Thursday, Feb. 28, 2013
Media Relations Manager
MIDLAND — The Mackinac Center Legal Foundation today filed suit in Wayne County Circuit Court against the Taylor Federation of Teachers-Local 1085, the Taylor School District Board of Education and the Taylor School District on behalf of three teachers in the district who object to a union security clause that would force them to financially support the union for the next decade.
“This is really a union insecurity clause because rather than proving its worth to members, the union is forcing all teachers to continue paying dues or agency fees through 2023,” said Senior Attorney Derk Wilcox. “This is a desperate attempt by the union to circumvent Michigan’s right-to-work law and preserve its own power at the expense of teachers.”
The MCLF is representing Angela Steffke, Rebecca Metz and Nancy Rhatigan, all of whom have taught in Taylor for several years. The district and union had been working without a contract since 2010, and the district was forced to file a deficit elimination plan with the state in light of a self-created $14 million overspending crisis. A new four-year contract was ratified in early February, along with a separate 10-year dues clause. Such clauses are generally part of an overall collective bargaining agreement, rather than a stand-alone agreement.
“The union is throwing teachers under the proverbial school bus with a contract that includes a 10 percent pay cut just to continue padding its coffers,” Wilcox said. “This is the same union that thought it was a good use of its members’ dues money to spend $125,000 on the failed Proposal 2 ballot measure. The president of AFT Michigan got a 20 percent bump in total compensation. Our clients simply don’t want what the union is selling.”
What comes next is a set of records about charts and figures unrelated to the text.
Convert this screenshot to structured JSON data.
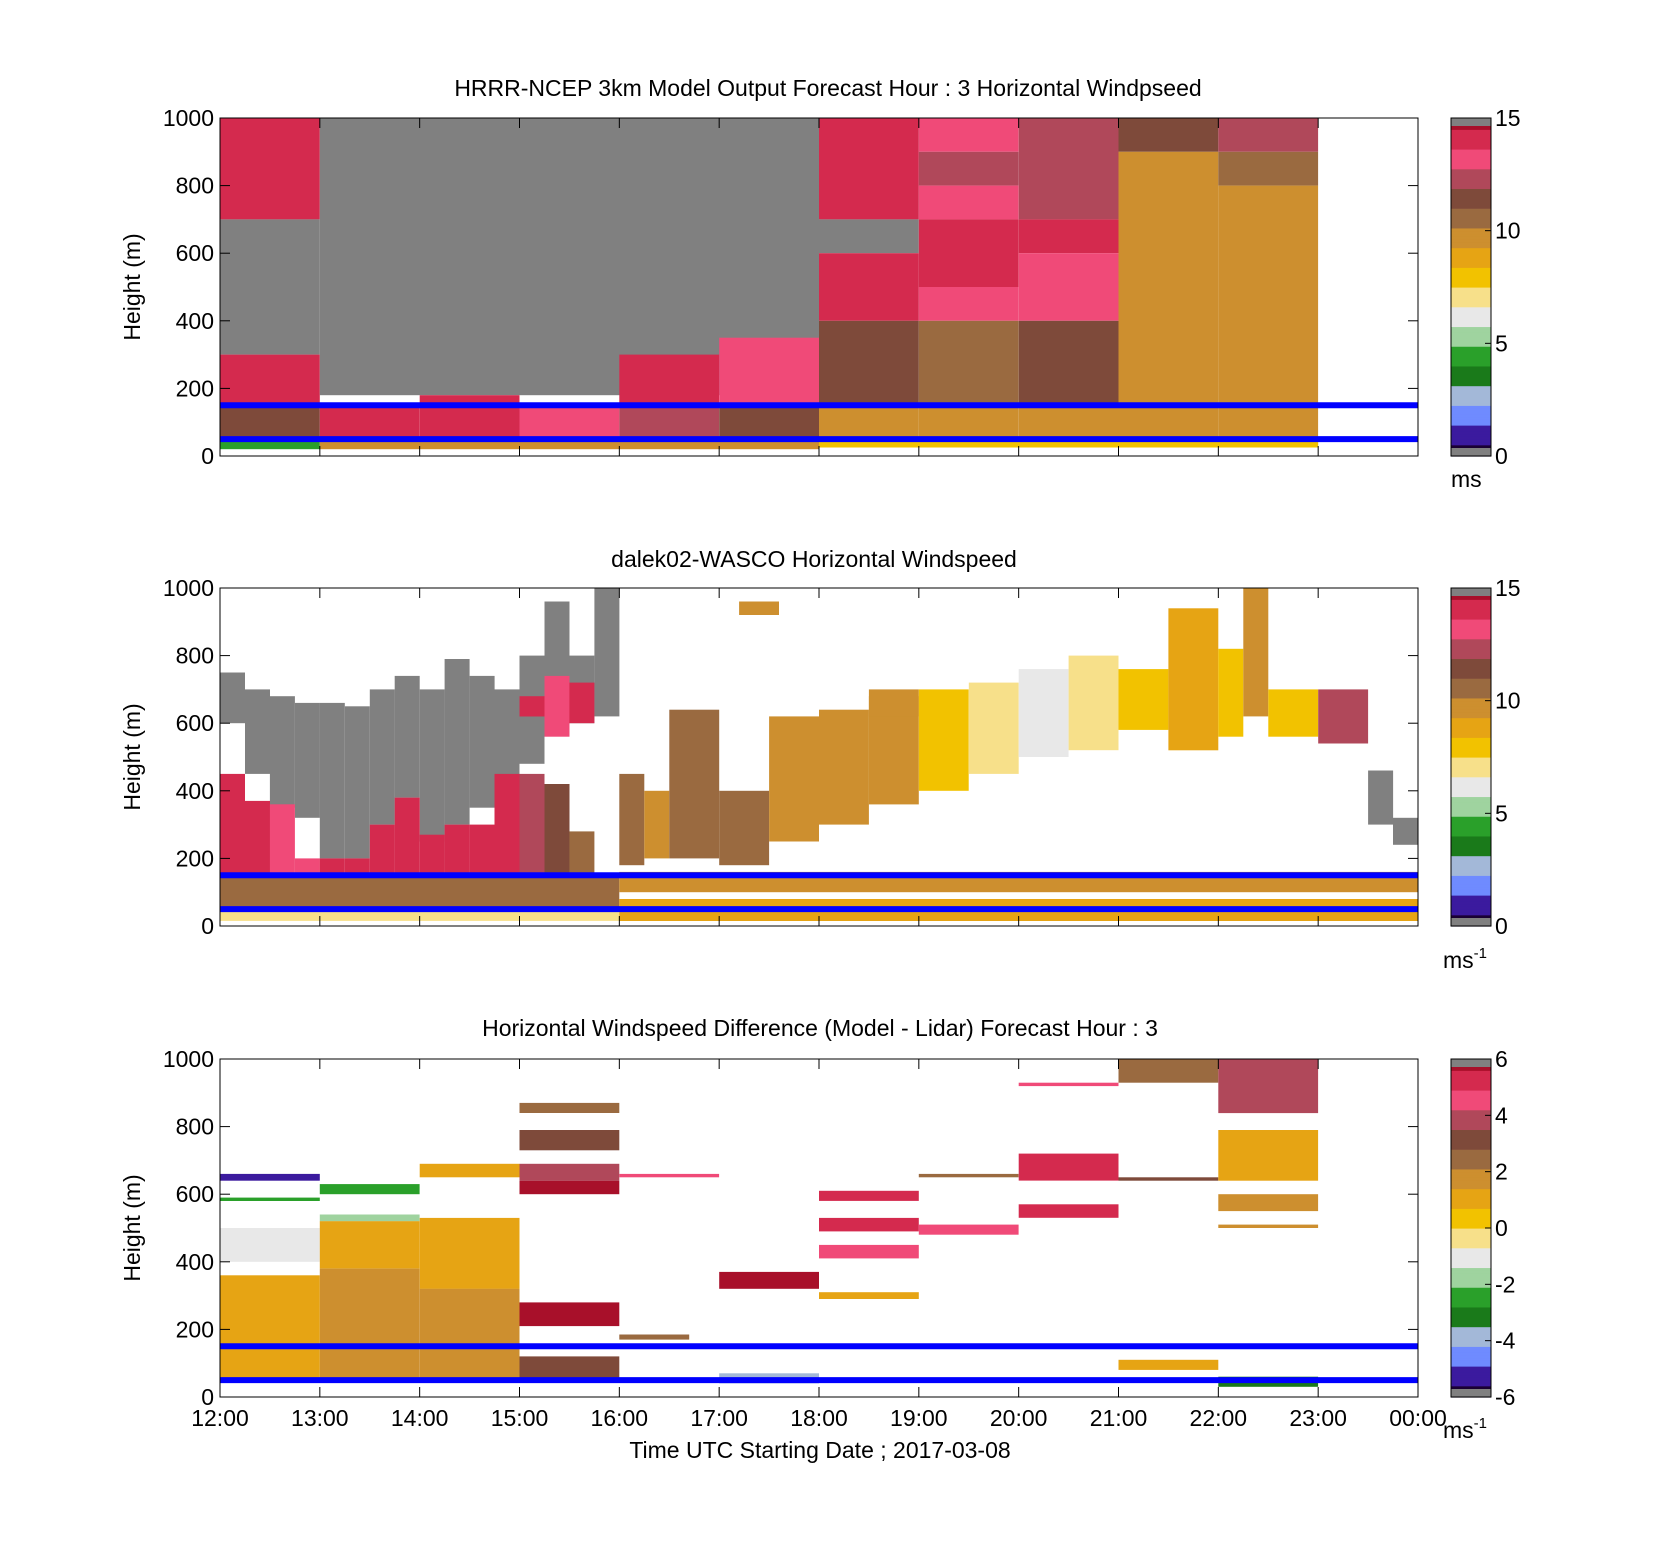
{
  "colors": {
    "frame": "#000000",
    "reference_line": "#0000ff",
    "missing_value": "#808080",
    "colormap": [
      "#808080",
      "#1a0033",
      "#3b1a9e",
      "#6f8bff",
      "#a3b8d8",
      "#1a7a1a",
      "#2aa02a",
      "#9fd39f",
      "#e8e8e8",
      "#f7e08a",
      "#f2c200",
      "#e6a414",
      "#cd8f2f",
      "#9a6a40",
      "#7e4a3a",
      "#b0485a",
      "#f04a78",
      "#d42a4e",
      "#a8102a",
      "#808080"
    ]
  },
  "chart_data": [
    {
      "type": "heatmap",
      "title": "HRRR-NCEP 3km Model Output   Forecast Hour : 3 Horizontal Windpseed",
      "ylabel": "Height (m)",
      "xlabel": "",
      "ylim": [
        0,
        1000
      ],
      "yticks": [
        "0",
        "200",
        "400",
        "600",
        "800",
        "1000"
      ],
      "xticks": [],
      "xlim_hours": [
        12,
        24
      ],
      "colorbar": {
        "min": 0,
        "max": 15,
        "ticks": [
          "0",
          "5",
          "10",
          "15"
        ],
        "unit": "ms",
        "unit_superscript": ""
      },
      "reference_lines_m": [
        150,
        50
      ],
      "cells": [
        {
          "t0": 12,
          "t1": 13,
          "z0": 700,
          "z1": 1000,
          "v": 13.8
        },
        {
          "t0": 12,
          "t1": 13,
          "z0": 300,
          "z1": 700,
          "v": -1
        },
        {
          "t0": 12,
          "t1": 13,
          "z0": 150,
          "z1": 300,
          "v": 13.7
        },
        {
          "t0": 12,
          "t1": 13,
          "z0": 50,
          "z1": 150,
          "v": 11.2
        },
        {
          "t0": 12,
          "t1": 13,
          "z0": 20,
          "z1": 50,
          "v": 4.0
        },
        {
          "t0": 13,
          "t1": 18,
          "z0": 180,
          "z1": 1000,
          "v": -1
        },
        {
          "t0": 13,
          "t1": 14,
          "z0": 50,
          "z1": 150,
          "v": 14.0
        },
        {
          "t0": 14,
          "t1": 15,
          "z0": 50,
          "z1": 180,
          "v": 13.9
        },
        {
          "t0": 15,
          "t1": 16,
          "z0": 50,
          "z1": 150,
          "v": 13.5
        },
        {
          "t0": 16,
          "t1": 17,
          "z0": 300,
          "z1": 1000,
          "v": -1
        },
        {
          "t0": 16,
          "t1": 17,
          "z0": 150,
          "z1": 300,
          "v": 14.2
        },
        {
          "t0": 16,
          "t1": 17,
          "z0": 50,
          "z1": 150,
          "v": 12.2
        },
        {
          "t0": 17,
          "t1": 18,
          "z0": 350,
          "z1": 1000,
          "v": -1
        },
        {
          "t0": 17,
          "t1": 18,
          "z0": 150,
          "z1": 350,
          "v": 13.6
        },
        {
          "t0": 17,
          "t1": 18,
          "z0": 50,
          "z1": 150,
          "v": 11.5
        },
        {
          "t0": 13,
          "t1": 18,
          "z0": 20,
          "z1": 50,
          "v": 9.5
        },
        {
          "t0": 18,
          "t1": 19,
          "z0": 700,
          "z1": 1000,
          "v": 14.3
        },
        {
          "t0": 18,
          "t1": 19,
          "z0": 600,
          "z1": 700,
          "v": -1
        },
        {
          "t0": 18,
          "t1": 19,
          "z0": 400,
          "z1": 600,
          "v": 13.7
        },
        {
          "t0": 18,
          "t1": 19,
          "z0": 150,
          "z1": 400,
          "v": 11.8
        },
        {
          "t0": 18,
          "t1": 19,
          "z0": 50,
          "z1": 150,
          "v": 9.5
        },
        {
          "t0": 19,
          "t1": 20,
          "z0": 900,
          "z1": 1000,
          "v": 13.0
        },
        {
          "t0": 19,
          "t1": 20,
          "z0": 800,
          "z1": 900,
          "v": 12.2
        },
        {
          "t0": 19,
          "t1": 20,
          "z0": 700,
          "z1": 800,
          "v": 13.0
        },
        {
          "t0": 19,
          "t1": 20,
          "z0": 500,
          "z1": 700,
          "v": 13.9
        },
        {
          "t0": 19,
          "t1": 20,
          "z0": 400,
          "z1": 500,
          "v": 13.0
        },
        {
          "t0": 19,
          "t1": 20,
          "z0": 150,
          "z1": 400,
          "v": 10.7
        },
        {
          "t0": 19,
          "t1": 20,
          "z0": 50,
          "z1": 150,
          "v": 9.5
        },
        {
          "t0": 20,
          "t1": 21,
          "z0": 700,
          "z1": 1000,
          "v": 12.3
        },
        {
          "t0": 20,
          "t1": 21,
          "z0": 600,
          "z1": 700,
          "v": 13.9
        },
        {
          "t0": 20,
          "t1": 21,
          "z0": 400,
          "z1": 600,
          "v": 13.1
        },
        {
          "t0": 20,
          "t1": 21,
          "z0": 150,
          "z1": 400,
          "v": 11.3
        },
        {
          "t0": 20,
          "t1": 21,
          "z0": 50,
          "z1": 150,
          "v": 10.1
        },
        {
          "t0": 21,
          "t1": 22,
          "z0": 900,
          "z1": 1000,
          "v": 11.5
        },
        {
          "t0": 21,
          "t1": 22,
          "z0": 50,
          "z1": 900,
          "v": 10.0
        },
        {
          "t0": 22,
          "t1": 23,
          "z0": 900,
          "z1": 1000,
          "v": 12.2
        },
        {
          "t0": 22,
          "t1": 23,
          "z0": 800,
          "z1": 900,
          "v": 11.0
        },
        {
          "t0": 22,
          "t1": 23,
          "z0": 50,
          "z1": 800,
          "v": 9.9
        },
        {
          "t0": 18,
          "t1": 23,
          "z0": 25,
          "z1": 50,
          "v": 8.0
        }
      ]
    },
    {
      "type": "heatmap",
      "title": "dalek02-WASCO  Horizontal Windspeed",
      "ylabel": "Height (m)",
      "xlabel": "",
      "ylim": [
        0,
        1000
      ],
      "yticks": [
        "0",
        "200",
        "400",
        "600",
        "800",
        "1000"
      ],
      "xticks": [],
      "xlim_hours": [
        12,
        24
      ],
      "colorbar": {
        "min": 0,
        "max": 15,
        "ticks": [
          "0",
          "5",
          "10",
          "15"
        ],
        "unit": "ms",
        "unit_superscript": "-1"
      },
      "reference_lines_m": [
        150,
        50
      ],
      "cells": [
        {
          "t0": 12,
          "t1": 12.25,
          "z0": 600,
          "z1": 750,
          "v": -1
        },
        {
          "t0": 12.25,
          "t1": 12.5,
          "z0": 450,
          "z1": 700,
          "v": -1
        },
        {
          "t0": 12.5,
          "t1": 12.75,
          "z0": 350,
          "z1": 680,
          "v": -1
        },
        {
          "t0": 12.75,
          "t1": 13,
          "z0": 320,
          "z1": 660,
          "v": -1
        },
        {
          "t0": 13,
          "t1": 13.25,
          "z0": 200,
          "z1": 660,
          "v": -1
        },
        {
          "t0": 13.25,
          "t1": 13.5,
          "z0": 200,
          "z1": 650,
          "v": -1
        },
        {
          "t0": 13.5,
          "t1": 13.75,
          "z0": 300,
          "z1": 700,
          "v": -1
        },
        {
          "t0": 13.75,
          "t1": 14,
          "z0": 380,
          "z1": 740,
          "v": -1
        },
        {
          "t0": 14,
          "t1": 14.25,
          "z0": 250,
          "z1": 700,
          "v": -1
        },
        {
          "t0": 14.25,
          "t1": 14.5,
          "z0": 300,
          "z1": 790,
          "v": -1
        },
        {
          "t0": 14.5,
          "t1": 14.75,
          "z0": 350,
          "z1": 740,
          "v": -1
        },
        {
          "t0": 14.75,
          "t1": 15,
          "z0": 380,
          "z1": 700,
          "v": -1
        },
        {
          "t0": 15,
          "t1": 15.25,
          "z0": 480,
          "z1": 800,
          "v": -1
        },
        {
          "t0": 15.25,
          "t1": 15.5,
          "z0": 600,
          "z1": 960,
          "v": -1
        },
        {
          "t0": 15.5,
          "t1": 15.75,
          "z0": 600,
          "z1": 800,
          "v": -1
        },
        {
          "t0": 15.75,
          "t1": 16,
          "z0": 620,
          "z1": 1000,
          "v": -1
        },
        {
          "t0": 12,
          "t1": 12.25,
          "z0": 150,
          "z1": 450,
          "v": 13.7
        },
        {
          "t0": 12.25,
          "t1": 12.5,
          "z0": 150,
          "z1": 370,
          "v": 14.0
        },
        {
          "t0": 12.5,
          "t1": 12.75,
          "z0": 150,
          "z1": 360,
          "v": 13.0
        },
        {
          "t0": 12.75,
          "t1": 13,
          "z0": 150,
          "z1": 200,
          "v": 13.4
        },
        {
          "t0": 13,
          "t1": 13.25,
          "z0": 150,
          "z1": 200,
          "v": 14.2
        },
        {
          "t0": 13.25,
          "t1": 13.5,
          "z0": 150,
          "z1": 200,
          "v": 14.0
        },
        {
          "t0": 13.5,
          "t1": 13.75,
          "z0": 150,
          "z1": 300,
          "v": 13.9
        },
        {
          "t0": 13.75,
          "t1": 14,
          "z0": 150,
          "z1": 380,
          "v": 13.8
        },
        {
          "t0": 14,
          "t1": 14.25,
          "z0": 150,
          "z1": 270,
          "v": 14.0
        },
        {
          "t0": 14.25,
          "t1": 14.5,
          "z0": 150,
          "z1": 300,
          "v": 13.8
        },
        {
          "t0": 14.5,
          "t1": 14.75,
          "z0": 150,
          "z1": 300,
          "v": 13.9
        },
        {
          "t0": 14.75,
          "t1": 15,
          "z0": 150,
          "z1": 450,
          "v": 13.9
        },
        {
          "t0": 15,
          "t1": 15.25,
          "z0": 150,
          "z1": 450,
          "v": 12.2
        },
        {
          "t0": 15.25,
          "t1": 15.5,
          "z0": 150,
          "z1": 420,
          "v": 11.2
        },
        {
          "t0": 15.5,
          "t1": 15.75,
          "z0": 150,
          "z1": 280,
          "v": 10.3
        },
        {
          "t0": 15,
          "t1": 15.25,
          "z0": 620,
          "z1": 680,
          "v": 14.0
        },
        {
          "t0": 15.25,
          "t1": 15.5,
          "z0": 560,
          "z1": 740,
          "v": 13.3
        },
        {
          "t0": 15.5,
          "t1": 15.75,
          "z0": 600,
          "z1": 720,
          "v": 14.3
        },
        {
          "t0": 12,
          "t1": 16,
          "z0": 50,
          "z1": 150,
          "v": 10.6
        },
        {
          "t0": 12,
          "t1": 16,
          "z0": 15,
          "z1": 50,
          "v": 6.7
        },
        {
          "t0": 16,
          "t1": 16.25,
          "z0": 180,
          "z1": 450,
          "v": 10.4
        },
        {
          "t0": 16.25,
          "t1": 16.5,
          "z0": 200,
          "z1": 400,
          "v": 9.7
        },
        {
          "t0": 16.5,
          "t1": 17,
          "z0": 200,
          "z1": 640,
          "v": 10.4
        },
        {
          "t0": 17,
          "t1": 17.5,
          "z0": 180,
          "z1": 400,
          "v": 10.3
        },
        {
          "t0": 17.5,
          "t1": 18,
          "z0": 250,
          "z1": 620,
          "v": 10.0
        },
        {
          "t0": 18,
          "t1": 18.5,
          "z0": 300,
          "z1": 640,
          "v": 10.1
        },
        {
          "t0": 18.5,
          "t1": 19,
          "z0": 360,
          "z1": 680,
          "v": 9.8
        },
        {
          "t0": 18.5,
          "t1": 19,
          "z0": 620,
          "z1": 700,
          "v": 9.9
        },
        {
          "t0": 17.2,
          "t1": 17.6,
          "z0": 920,
          "z1": 960,
          "v": 9.3
        },
        {
          "t0": 19,
          "t1": 19.5,
          "z0": 400,
          "z1": 700,
          "v": 8.0
        },
        {
          "t0": 19.5,
          "t1": 20,
          "z0": 450,
          "z1": 720,
          "v": 7.0
        },
        {
          "t0": 20,
          "t1": 20.5,
          "z0": 500,
          "z1": 760,
          "v": 6.6
        },
        {
          "t0": 20.5,
          "t1": 21,
          "z0": 520,
          "z1": 800,
          "v": 7.2
        },
        {
          "t0": 21,
          "t1": 21.5,
          "z0": 580,
          "z1": 760,
          "v": 7.5
        },
        {
          "t0": 21.5,
          "t1": 22,
          "z0": 520,
          "z1": 940,
          "v": 8.8
        },
        {
          "t0": 22,
          "t1": 22.25,
          "z0": 560,
          "z1": 820,
          "v": 7.6
        },
        {
          "t0": 22.25,
          "t1": 22.5,
          "z0": 620,
          "z1": 1000,
          "v": 9.7
        },
        {
          "t0": 22.5,
          "t1": 23,
          "z0": 560,
          "z1": 700,
          "v": 8.3
        },
        {
          "t0": 23,
          "t1": 23.5,
          "z0": 540,
          "z1": 700,
          "v": 12.0
        },
        {
          "t0": 23.5,
          "t1": 23.75,
          "z0": 300,
          "z1": 460,
          "v": -1
        },
        {
          "t0": 23.75,
          "t1": 24,
          "z0": 240,
          "z1": 320,
          "v": -1
        },
        {
          "t0": 16,
          "t1": 24,
          "z0": 100,
          "z1": 160,
          "v": 9.6
        },
        {
          "t0": 16,
          "t1": 24,
          "z0": 15,
          "z1": 80,
          "v": 8.9
        }
      ]
    },
    {
      "type": "heatmap",
      "title": "Horizontal Windspeed Difference (Model - Lidar) Forecast Hour : 3",
      "ylabel": "Height (m)",
      "xlabel": "Time UTC  Starting Date ; 2017-03-08",
      "ylim": [
        0,
        1000
      ],
      "yticks": [
        "0",
        "200",
        "400",
        "600",
        "800",
        "1000"
      ],
      "xticks": [
        "12:00",
        "13:00",
        "14:00",
        "15:00",
        "16:00",
        "17:00",
        "18:00",
        "19:00",
        "20:00",
        "21:00",
        "22:00",
        "23:00",
        "00:00"
      ],
      "xlim_hours": [
        12,
        24
      ],
      "colorbar": {
        "min": -6,
        "max": 6,
        "ticks": [
          "-6",
          "-4",
          "-2",
          "0",
          "2",
          "4",
          "6"
        ],
        "unit": "ms",
        "unit_superscript": "-1"
      },
      "reference_lines_m": [
        150,
        50
      ],
      "cells": [
        {
          "t0": 12,
          "t1": 13,
          "z0": 640,
          "z1": 660,
          "v": -5.0
        },
        {
          "t0": 12,
          "t1": 13,
          "z0": 580,
          "z1": 590,
          "v": -2.8
        },
        {
          "t0": 12,
          "t1": 13,
          "z0": 400,
          "z1": 500,
          "v": -1.2
        },
        {
          "t0": 12,
          "t1": 13,
          "z0": 50,
          "z1": 360,
          "v": 1.4
        },
        {
          "t0": 13,
          "t1": 14,
          "z0": 600,
          "z1": 630,
          "v": -2.3
        },
        {
          "t0": 13,
          "t1": 14,
          "z0": 520,
          "z1": 540,
          "v": -2.0
        },
        {
          "t0": 13,
          "t1": 14,
          "z0": 380,
          "z1": 520,
          "v": 0.8
        },
        {
          "t0": 13,
          "t1": 14,
          "z0": 50,
          "z1": 380,
          "v": 2.0
        },
        {
          "t0": 14,
          "t1": 15,
          "z0": 650,
          "z1": 690,
          "v": 1.2
        },
        {
          "t0": 14,
          "t1": 15,
          "z0": 320,
          "z1": 530,
          "v": 1.1
        },
        {
          "t0": 14,
          "t1": 15,
          "z0": 50,
          "z1": 320,
          "v": 1.5
        },
        {
          "t0": 15,
          "t1": 16,
          "z0": 840,
          "z1": 870,
          "v": 2.3
        },
        {
          "t0": 15,
          "t1": 16,
          "z0": 730,
          "z1": 790,
          "v": 3.1
        },
        {
          "t0": 15,
          "t1": 16,
          "z0": 640,
          "z1": 690,
          "v": 3.8
        },
        {
          "t0": 15,
          "t1": 16,
          "z0": 600,
          "z1": 640,
          "v": 5.8
        },
        {
          "t0": 15,
          "t1": 16,
          "z0": 210,
          "z1": 280,
          "v": 6.0
        },
        {
          "t0": 15,
          "t1": 16,
          "z0": 50,
          "z1": 120,
          "v": 3.0
        },
        {
          "t0": 16,
          "t1": 17,
          "z0": 650,
          "z1": 660,
          "v": 4.7
        },
        {
          "t0": 16,
          "t1": 16.7,
          "z0": 170,
          "z1": 185,
          "v": 2.4
        },
        {
          "t0": 17,
          "t1": 18,
          "z0": 320,
          "z1": 370,
          "v": 6.0
        },
        {
          "t0": 17,
          "t1": 18,
          "z0": 40,
          "z1": 70,
          "v": -3.7
        },
        {
          "t0": 18,
          "t1": 19,
          "z0": 580,
          "z1": 610,
          "v": 5.0
        },
        {
          "t0": 18,
          "t1": 19,
          "z0": 490,
          "z1": 530,
          "v": 5.0
        },
        {
          "t0": 18,
          "t1": 19,
          "z0": 410,
          "z1": 450,
          "v": 4.8
        },
        {
          "t0": 18,
          "t1": 19,
          "z0": 290,
          "z1": 310,
          "v": 1.3
        },
        {
          "t0": 19,
          "t1": 20,
          "z0": 650,
          "z1": 660,
          "v": 2.4
        },
        {
          "t0": 19,
          "t1": 20,
          "z0": 480,
          "z1": 510,
          "v": 4.8
        },
        {
          "t0": 20,
          "t1": 21,
          "z0": 920,
          "z1": 930,
          "v": 4.9
        },
        {
          "t0": 20,
          "t1": 21,
          "z0": 640,
          "z1": 720,
          "v": 5.1
        },
        {
          "t0": 20,
          "t1": 21,
          "z0": 530,
          "z1": 570,
          "v": 5.1
        },
        {
          "t0": 21,
          "t1": 22,
          "z0": 930,
          "z1": 1000,
          "v": 2.8
        },
        {
          "t0": 21,
          "t1": 22,
          "z0": 640,
          "z1": 650,
          "v": 3.2
        },
        {
          "t0": 21,
          "t1": 22,
          "z0": 80,
          "z1": 110,
          "v": 0.8
        },
        {
          "t0": 22,
          "t1": 23,
          "z0": 840,
          "z1": 1000,
          "v": 3.9
        },
        {
          "t0": 22,
          "t1": 23,
          "z0": 640,
          "z1": 790,
          "v": 1.2
        },
        {
          "t0": 22,
          "t1": 23,
          "z0": 550,
          "z1": 600,
          "v": 1.5
        },
        {
          "t0": 22,
          "t1": 23,
          "z0": 500,
          "z1": 510,
          "v": 1.6
        },
        {
          "t0": 22,
          "t1": 23,
          "z0": 30,
          "z1": 60,
          "v": -3.2
        }
      ]
    }
  ]
}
The TFT also received an “award” from AFT-Michigan for causing 7,500 students to miss school on Dec. 11, 2012, as the district was forced to close during a teacher “sick-out” that was used to protest right-to-work legislation at the Capitol.
Steffke, a special education teacher, said she thinks the union and the district “colluded and conspired to circumvent” Michigan’s freedom to work law.
“This is about our civil rights,” she said. “This is about fighting for our freedom of association and fighting against coercion in the work place.”
Rhatigan, who also teaches special education, points out the irony of the timing, noting that teacher layoffs started less than three weeks after the new contract was approved.
“People didn’t realize they could have voted down the union clause because it was a separate issue from the contract,” she said. “As teachers, we instruct our students to speak out and stand up for what’s right. I am willing to practice what I preach. I’m exercising my right to protest. I protest paying dues to a union that thinks working without a contract for two years and then accepting a 10 percent decrease in wages is acceptable.”
Metz, an English teacher, explains that she is not anti-union, but she objects to being forced into one.
“People should have the right to make their own decision about joining a union,” she said. “I understand our district is facing financial difficulties and the four-year contract can help solve that, but I don’t see any benefit to a 10-year union clause. I respect the TFT’s executive board, our negotiating team and my fellow union members, but I resent having my money used to prop up political positions and candidates I do not support.”
The MCLF is asking the court to rule that the insecurity clause is invalid and void, or in the alternative that the clause only be found valid if it lasts for the same length of time as the four-year collective bargaining agreement.
“It’s as if the union has put teachers in a dues purgatory,” Wilcox noted. “They’ve been sentenced to pay the union for an extended period of time or be fired. If the union truly cared about teachers, it would let them decide for themselves as per Michigan law, rather than treating them like children.”